Barron’s latest column is a consideration of themes in Jurassic World: Fallen Kingdom.
He compares the Jurassic
series’ basic premise to Mary Shelley’s Frankenstein
and then says, “Shelley’s point was that seizing godlike authority over nature,
though it perhaps satisfies our pride and our desire to dominate the world, in
point of fact unleashes powers that we cannot, even in principle, control.”[5] So here we are, building atomic weapons and
trying to keep them under control, and Frankenstein-like creating human life in
labs—thru IVF, designer babies, 3-parent babies, etc.—and also destroying human
life in labs with the excuse that embryonic stem cell research will help
us. Shades of “we had to destroy the
village in order to save it.”[6]
Which is
different only in degree from trying to save our country’s borders by tearing
families apart.
Against
the darkness of such errors, we pray that we might be “children of light,”
children of God, and “always be seen to stand in the bright light of truth.” That is, we pray for the courage to seek and
grasp the truth, to proclaim what is true—and good and beautiful; to teach the
truth, model the good, seek the beautiful in our families, among our friends, at
our work, in our schools; to push for more truth, goodness, and decency in our
public life.
[1] “At the heart of liberty
is the right to define one’s own concept of existence, of meaning, of the
universe, and of the mystery of human life” (Planned Parenthood v. Casey, 505 U.S. 833 [29
June 1992], joint opinion coauthored with Justices Souter and O’Connor).

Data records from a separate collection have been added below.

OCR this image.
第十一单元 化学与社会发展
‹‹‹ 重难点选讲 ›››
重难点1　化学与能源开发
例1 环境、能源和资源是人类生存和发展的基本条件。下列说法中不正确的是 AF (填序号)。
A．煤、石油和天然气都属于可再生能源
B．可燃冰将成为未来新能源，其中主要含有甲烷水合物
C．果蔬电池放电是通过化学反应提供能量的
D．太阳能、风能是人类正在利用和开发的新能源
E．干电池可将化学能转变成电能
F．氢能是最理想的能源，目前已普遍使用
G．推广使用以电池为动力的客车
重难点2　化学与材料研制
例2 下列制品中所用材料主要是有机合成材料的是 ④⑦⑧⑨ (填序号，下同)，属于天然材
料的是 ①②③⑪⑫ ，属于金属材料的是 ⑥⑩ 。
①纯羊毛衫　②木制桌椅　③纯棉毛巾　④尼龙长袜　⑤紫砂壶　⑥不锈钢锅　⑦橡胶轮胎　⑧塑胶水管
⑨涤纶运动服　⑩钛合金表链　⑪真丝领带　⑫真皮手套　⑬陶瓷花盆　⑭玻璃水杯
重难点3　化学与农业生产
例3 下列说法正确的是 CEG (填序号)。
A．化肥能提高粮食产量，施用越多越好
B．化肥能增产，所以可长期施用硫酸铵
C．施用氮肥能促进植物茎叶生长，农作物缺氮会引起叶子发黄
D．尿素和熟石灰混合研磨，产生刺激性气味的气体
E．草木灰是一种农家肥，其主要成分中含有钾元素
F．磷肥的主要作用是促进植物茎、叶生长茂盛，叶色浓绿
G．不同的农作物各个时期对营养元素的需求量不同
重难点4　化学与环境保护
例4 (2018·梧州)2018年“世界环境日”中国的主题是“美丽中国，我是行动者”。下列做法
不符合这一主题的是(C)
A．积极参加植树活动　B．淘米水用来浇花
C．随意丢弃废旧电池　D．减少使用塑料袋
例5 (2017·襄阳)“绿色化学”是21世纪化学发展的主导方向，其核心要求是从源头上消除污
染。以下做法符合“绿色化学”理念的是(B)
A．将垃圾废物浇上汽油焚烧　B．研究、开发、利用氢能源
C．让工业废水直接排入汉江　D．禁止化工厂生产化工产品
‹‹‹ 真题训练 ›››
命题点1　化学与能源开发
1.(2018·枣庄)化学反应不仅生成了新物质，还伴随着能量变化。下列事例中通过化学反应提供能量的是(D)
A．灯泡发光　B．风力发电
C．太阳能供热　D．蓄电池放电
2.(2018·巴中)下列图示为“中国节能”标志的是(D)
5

[2] “Anthony Kennedy and the Privatization of
Meaning,” NYT online, June 29, 2018.
[3] Quoted by Christopher White, “Tweeting bishop says
social media humanizes him,” Crux
online, June 25, 2018.
[4] “New York minute”: an instant, or as
Johnny Carson once said, the time between when a light turns green and the guy
behind you honks.
[5] Robert Barron, “What ‘Jurassic World:
Fallen Kingdom’ Gets Right and Wrong,” The
Pilot online, June 30, 2018.
[6] As supposedly said by some U.S. officer
during the Vietnam War, widely quoted but never specifically confirmed.